5 DESCONSIDERAÇÃO INVERSA DA PERSONALIDADE JURÍDICA

5 1 Conceito

Será tratada, neste capítulo, a desconsideração da personalidade jurídica na sua modalidade inversa. Sendo assim, diante da teoria da desconsideração na modalidade inversa da personalidade jurídica, a responsabilidade ocorrerá em sua forma no sentido oposto. De modo ao que os bens da sociedade respondem também por atos praticados pelos sócios.

Nas sábias palavras de Fábio Ulhoa Coelho (2008. p. 47), a “desconsideração inversa é o afastamento do principio da autonomia patrimonial da pessoa jurídica para responsabilizar a sociedade por obrigação do sócio”.

E mais:

Em síntese, a desconsideração é utilizada como instrumento para responsabilizar sócio por dívida formalmente imputada à sociedade. Também é possível, contudo, o inverso: desconsiderar a autonomia patrimonial da pessoa jurídica para responsabilizá-la por obrigação de sócio (BASTID DAVID LUCHAIRE, 1960, p. 47).

No entanto, serão aplicados os princípios da teoria da desconsideração da personalidade jurídica clássica, que veremos adiante. A desconsideração da personalidade jurídica, em sua forma inversa, terá pressuposto que lhe garante o ato, assim como na forma clássica, sempre que for apurado o uso abusivo do direito, fraudulento, que desta forma, venha a prejudicar terceiros, ou credores interessados. Então, nesse entendimento, o princípio da separação da personalidade jurídica da sociedade dos sócios, ou até mesmo, o principio da autonomia da vontade, ao que se preze pela sua integridade, não será completamente desfragmentado. Não atinge o ato constitutivo da sociedade em sua validade. Porém, o que ocorre é que vai ser atingida de fato a parte fraudulenta.

Importante destacar que o instituto da desconsideração inversa, no âmbito empresarial ainda é fato novo, ainda é raro estudos sobre o tema, uma vez que o instituto em sua modalidade clássica, cada vez é mais crescente, e recebido com atenção pela parte da doutrina jurídica.

5 2 Possibilidade da desconsideração na modalidade inversa

A desconsideração inversa da personalidade jurídica será objeto de estudo no direito de família. Ao que se preze, pode ser feito então, ao invés de solicitar a desconsideração inversa, pedir anulação da transferência dos bens.
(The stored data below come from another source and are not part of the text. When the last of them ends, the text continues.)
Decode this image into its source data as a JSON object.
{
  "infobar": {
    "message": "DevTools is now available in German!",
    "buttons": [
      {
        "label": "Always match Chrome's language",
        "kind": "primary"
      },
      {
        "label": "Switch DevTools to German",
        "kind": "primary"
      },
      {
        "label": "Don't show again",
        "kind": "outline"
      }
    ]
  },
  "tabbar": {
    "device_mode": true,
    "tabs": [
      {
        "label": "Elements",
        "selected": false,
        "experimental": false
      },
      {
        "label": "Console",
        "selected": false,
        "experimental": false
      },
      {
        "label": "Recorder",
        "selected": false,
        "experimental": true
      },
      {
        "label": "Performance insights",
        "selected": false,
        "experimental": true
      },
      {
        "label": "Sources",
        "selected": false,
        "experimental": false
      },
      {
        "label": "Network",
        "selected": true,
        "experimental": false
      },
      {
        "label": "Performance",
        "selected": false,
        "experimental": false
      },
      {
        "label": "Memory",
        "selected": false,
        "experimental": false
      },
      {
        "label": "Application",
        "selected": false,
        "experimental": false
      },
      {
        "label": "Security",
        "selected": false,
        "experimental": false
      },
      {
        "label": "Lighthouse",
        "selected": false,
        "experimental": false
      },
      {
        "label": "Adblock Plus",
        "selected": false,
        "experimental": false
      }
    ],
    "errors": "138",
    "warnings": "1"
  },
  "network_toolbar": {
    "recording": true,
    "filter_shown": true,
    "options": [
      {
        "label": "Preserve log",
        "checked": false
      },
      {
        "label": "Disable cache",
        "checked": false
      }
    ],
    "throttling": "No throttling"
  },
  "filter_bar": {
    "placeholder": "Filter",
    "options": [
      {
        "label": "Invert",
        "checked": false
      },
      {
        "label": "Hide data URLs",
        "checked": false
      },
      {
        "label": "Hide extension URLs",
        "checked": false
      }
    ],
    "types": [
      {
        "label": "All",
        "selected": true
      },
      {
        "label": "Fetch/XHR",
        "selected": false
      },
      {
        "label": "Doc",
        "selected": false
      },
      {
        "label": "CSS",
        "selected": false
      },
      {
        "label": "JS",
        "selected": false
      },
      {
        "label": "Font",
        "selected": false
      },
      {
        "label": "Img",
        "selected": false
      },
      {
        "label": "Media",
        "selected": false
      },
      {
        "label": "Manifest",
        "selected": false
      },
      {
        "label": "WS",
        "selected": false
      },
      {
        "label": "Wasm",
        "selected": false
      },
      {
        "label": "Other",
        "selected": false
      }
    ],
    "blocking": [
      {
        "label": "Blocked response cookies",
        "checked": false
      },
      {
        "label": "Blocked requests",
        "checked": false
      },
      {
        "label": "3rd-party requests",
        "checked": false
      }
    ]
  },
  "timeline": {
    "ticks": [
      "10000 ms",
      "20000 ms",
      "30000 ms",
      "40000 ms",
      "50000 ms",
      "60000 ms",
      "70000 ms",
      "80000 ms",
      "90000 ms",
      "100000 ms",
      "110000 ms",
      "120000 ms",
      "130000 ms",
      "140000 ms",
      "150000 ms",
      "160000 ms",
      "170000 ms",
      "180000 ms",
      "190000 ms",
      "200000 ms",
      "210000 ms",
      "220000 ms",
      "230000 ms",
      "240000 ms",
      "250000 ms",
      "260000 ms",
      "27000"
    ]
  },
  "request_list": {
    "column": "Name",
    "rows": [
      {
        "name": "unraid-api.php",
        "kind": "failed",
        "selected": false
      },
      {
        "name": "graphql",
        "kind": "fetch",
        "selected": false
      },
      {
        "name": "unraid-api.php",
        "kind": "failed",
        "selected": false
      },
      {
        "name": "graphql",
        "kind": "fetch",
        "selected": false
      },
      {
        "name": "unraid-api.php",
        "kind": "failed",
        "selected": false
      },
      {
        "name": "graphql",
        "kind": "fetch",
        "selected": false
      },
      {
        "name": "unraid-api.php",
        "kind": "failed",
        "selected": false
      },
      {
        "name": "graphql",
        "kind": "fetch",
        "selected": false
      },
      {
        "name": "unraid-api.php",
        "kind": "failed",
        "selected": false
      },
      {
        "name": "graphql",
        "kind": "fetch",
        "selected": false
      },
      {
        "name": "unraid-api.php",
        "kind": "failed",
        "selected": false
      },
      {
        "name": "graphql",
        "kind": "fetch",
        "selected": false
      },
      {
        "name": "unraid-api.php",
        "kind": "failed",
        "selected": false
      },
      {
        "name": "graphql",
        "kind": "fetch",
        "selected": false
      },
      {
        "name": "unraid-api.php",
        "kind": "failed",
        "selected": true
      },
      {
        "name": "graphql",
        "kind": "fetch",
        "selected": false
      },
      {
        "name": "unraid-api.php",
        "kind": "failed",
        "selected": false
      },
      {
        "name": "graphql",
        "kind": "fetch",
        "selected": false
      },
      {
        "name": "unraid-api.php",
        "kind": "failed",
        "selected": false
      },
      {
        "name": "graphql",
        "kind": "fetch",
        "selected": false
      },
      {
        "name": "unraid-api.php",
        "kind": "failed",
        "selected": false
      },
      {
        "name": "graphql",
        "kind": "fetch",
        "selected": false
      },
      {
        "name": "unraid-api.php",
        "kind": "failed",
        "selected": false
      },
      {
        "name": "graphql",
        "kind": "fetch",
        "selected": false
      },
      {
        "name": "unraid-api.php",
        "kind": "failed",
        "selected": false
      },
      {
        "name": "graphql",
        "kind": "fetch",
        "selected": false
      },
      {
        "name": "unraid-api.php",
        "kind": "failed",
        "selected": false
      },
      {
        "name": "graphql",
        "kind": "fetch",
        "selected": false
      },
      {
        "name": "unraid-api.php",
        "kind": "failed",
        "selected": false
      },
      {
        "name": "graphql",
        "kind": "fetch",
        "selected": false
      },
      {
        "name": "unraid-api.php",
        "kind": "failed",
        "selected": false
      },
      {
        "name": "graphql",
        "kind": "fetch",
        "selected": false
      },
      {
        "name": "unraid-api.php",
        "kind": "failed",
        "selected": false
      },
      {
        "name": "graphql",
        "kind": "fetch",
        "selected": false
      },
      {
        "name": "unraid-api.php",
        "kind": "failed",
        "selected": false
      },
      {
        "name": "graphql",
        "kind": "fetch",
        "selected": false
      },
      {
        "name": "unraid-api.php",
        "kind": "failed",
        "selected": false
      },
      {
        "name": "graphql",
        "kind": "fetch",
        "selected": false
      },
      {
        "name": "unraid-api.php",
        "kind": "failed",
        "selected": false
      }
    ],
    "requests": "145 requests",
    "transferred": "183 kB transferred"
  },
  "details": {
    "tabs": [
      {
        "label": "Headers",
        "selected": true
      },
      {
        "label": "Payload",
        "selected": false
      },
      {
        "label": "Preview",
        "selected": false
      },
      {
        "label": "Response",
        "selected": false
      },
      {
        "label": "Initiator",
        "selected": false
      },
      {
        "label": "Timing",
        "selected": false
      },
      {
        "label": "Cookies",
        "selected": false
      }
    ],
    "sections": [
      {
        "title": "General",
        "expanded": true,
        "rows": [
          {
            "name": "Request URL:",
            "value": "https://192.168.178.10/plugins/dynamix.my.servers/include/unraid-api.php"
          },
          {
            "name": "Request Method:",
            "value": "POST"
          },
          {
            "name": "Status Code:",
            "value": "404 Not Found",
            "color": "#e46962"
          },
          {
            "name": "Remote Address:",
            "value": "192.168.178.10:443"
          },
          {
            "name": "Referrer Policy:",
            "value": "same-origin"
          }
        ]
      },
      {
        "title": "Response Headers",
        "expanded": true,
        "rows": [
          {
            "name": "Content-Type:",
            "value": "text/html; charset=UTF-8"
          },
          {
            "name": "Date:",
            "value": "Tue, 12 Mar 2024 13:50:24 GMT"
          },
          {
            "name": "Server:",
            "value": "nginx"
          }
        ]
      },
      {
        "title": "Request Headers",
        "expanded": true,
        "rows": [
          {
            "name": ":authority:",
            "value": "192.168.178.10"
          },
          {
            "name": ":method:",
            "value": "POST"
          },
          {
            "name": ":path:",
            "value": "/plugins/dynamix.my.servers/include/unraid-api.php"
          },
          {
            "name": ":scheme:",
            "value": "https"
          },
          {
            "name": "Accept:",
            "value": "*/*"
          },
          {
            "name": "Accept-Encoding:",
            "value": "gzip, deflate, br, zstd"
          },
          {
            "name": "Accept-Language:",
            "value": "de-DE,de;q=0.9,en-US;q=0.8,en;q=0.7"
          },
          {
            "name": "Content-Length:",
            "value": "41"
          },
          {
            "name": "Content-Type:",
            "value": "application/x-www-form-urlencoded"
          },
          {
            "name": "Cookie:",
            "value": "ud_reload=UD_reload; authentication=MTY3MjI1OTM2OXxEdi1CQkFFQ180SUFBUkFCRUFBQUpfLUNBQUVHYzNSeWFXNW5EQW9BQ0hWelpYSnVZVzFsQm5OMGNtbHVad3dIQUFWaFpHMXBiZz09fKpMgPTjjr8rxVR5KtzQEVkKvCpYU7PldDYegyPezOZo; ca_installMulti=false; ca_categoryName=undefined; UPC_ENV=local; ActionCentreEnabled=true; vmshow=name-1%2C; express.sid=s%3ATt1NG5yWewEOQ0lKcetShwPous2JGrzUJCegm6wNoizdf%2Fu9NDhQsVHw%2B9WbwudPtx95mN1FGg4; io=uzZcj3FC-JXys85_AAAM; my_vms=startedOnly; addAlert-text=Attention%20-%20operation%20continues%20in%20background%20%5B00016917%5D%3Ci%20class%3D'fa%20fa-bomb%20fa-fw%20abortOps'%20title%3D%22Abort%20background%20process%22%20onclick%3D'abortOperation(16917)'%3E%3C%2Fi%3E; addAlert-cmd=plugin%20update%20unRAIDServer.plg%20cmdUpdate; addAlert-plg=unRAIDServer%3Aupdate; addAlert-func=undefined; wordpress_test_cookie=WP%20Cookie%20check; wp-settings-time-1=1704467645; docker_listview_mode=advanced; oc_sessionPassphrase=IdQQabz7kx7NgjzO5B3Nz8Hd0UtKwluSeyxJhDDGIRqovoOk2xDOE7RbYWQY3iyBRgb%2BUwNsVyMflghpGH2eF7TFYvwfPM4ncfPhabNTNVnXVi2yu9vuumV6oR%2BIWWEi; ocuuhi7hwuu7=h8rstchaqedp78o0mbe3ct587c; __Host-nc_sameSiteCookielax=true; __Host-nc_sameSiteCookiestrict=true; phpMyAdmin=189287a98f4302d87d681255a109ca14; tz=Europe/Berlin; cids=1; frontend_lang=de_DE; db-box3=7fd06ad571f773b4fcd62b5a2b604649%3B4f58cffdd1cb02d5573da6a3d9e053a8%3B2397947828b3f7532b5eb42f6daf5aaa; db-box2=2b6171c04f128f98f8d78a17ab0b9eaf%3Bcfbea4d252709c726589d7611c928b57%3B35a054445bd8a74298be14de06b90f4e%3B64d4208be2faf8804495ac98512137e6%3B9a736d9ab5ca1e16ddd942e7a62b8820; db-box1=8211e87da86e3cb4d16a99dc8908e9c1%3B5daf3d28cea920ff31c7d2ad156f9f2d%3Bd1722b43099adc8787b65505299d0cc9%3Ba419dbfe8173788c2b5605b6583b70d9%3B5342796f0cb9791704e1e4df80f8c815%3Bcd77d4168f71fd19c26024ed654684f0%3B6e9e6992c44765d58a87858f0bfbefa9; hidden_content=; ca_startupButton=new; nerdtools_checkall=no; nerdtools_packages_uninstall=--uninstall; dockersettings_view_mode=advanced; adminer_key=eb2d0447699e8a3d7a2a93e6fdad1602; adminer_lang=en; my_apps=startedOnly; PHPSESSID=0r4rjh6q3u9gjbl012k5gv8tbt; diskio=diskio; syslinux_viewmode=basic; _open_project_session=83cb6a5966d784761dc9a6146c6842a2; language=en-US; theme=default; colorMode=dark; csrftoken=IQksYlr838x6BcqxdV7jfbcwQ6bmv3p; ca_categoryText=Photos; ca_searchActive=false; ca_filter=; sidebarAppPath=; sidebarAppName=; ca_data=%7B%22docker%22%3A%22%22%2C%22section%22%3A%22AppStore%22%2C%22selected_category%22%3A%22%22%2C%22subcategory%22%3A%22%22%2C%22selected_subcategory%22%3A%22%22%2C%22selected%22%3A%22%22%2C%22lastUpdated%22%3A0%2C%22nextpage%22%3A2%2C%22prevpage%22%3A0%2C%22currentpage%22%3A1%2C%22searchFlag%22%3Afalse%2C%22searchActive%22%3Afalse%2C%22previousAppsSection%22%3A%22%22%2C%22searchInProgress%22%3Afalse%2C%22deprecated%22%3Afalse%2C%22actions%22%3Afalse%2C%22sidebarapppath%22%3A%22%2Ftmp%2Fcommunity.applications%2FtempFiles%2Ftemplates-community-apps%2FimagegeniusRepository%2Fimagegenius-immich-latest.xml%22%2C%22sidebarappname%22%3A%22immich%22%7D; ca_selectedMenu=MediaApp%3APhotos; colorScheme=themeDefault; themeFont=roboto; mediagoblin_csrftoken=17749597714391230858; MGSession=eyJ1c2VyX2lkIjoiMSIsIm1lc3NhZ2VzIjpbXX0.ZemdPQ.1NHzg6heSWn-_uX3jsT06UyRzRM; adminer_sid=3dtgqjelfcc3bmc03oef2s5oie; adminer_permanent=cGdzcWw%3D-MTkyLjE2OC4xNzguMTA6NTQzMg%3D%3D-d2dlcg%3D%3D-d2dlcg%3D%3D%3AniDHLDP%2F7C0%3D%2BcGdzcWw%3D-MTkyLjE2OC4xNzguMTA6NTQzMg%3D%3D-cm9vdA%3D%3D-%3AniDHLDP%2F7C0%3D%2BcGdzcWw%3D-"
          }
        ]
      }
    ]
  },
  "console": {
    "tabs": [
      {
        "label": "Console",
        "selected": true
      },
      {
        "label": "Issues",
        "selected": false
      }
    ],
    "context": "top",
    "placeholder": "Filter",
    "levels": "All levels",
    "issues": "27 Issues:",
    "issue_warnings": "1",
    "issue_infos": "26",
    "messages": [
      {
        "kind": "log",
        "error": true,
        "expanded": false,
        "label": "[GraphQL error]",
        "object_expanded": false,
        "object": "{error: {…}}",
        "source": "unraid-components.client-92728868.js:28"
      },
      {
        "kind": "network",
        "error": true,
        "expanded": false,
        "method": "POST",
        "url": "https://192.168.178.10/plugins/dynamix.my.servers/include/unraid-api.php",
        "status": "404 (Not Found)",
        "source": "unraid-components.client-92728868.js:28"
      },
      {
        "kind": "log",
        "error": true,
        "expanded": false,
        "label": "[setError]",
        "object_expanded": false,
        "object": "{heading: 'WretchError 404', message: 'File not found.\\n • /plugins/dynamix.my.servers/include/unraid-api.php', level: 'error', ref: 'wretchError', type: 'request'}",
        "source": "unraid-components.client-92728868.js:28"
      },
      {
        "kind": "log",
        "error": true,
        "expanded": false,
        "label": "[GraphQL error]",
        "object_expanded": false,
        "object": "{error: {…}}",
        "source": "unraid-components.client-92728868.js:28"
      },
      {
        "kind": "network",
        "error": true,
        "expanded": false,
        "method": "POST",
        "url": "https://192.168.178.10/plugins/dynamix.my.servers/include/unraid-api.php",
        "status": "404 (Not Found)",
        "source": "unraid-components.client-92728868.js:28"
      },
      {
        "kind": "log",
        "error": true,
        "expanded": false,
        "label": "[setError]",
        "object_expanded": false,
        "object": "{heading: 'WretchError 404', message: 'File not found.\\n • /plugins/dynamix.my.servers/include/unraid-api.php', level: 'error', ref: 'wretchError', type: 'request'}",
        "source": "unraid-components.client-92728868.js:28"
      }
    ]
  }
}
Ensejando assim, não se caracterizaria a desconsideração inversa.

Marlon Tomazette (2014, p, 286) diz que: “em casos extremos, pode-se anular ou mesmo declarar a nulidade do ato de transferência dos bens para a sociedade, não havendo qualquer necessidade de se recorrer à desconsideração inversa”. Concordando com o posicionamento, Fábio Ulhoa Coelho (2008, p. 47), acredita ser amparado “de forma especial, os direitos de família.

Na desconstituição do vinculo de casamento ou de união estável, a partilha de bens comuns pode resultar fraudada”. Nota-se que Carlos Roberto Gonçalves, fazendo citação a Fábio Ulhoa Coelho (2011, p. 255) discorre:

Caracteriza-se a desconsideração inversa quando é afastado o principio da autonomia patrimonial da pessoa jurídica para responsabilizar a sociedade por obrigação do sócio, como, por exemplo, na hipótese de um dos cônjuges, ao adquirir bens de maior valor, registrá-los em nome de pessoa jurídica sob o seu controle, para livra-los da partilha a ser realizada nos autos da separação judicial. Ao se desconsiderar a autonomia patrimonial, será possível responsabilizar a pessoa jurídica pelo devido ao ex-cônjuge do sócio.

Fábio Ulhoa Coelho (2008, p. 48) acrescenta:

Outro exemplo de aplicação da desconsideração inversa encontra-se na hipótese de responsabilização da sociedade empresaria, mediante a execução de bens empregados na exploração da atividade econômica (e, portanto, que deveriam estar mesmo em nome dela, sociedade), por obrigação do sócio, uma vez demonstradas a fraude e a confusão patrimonial entre os dois sujeitos de direito.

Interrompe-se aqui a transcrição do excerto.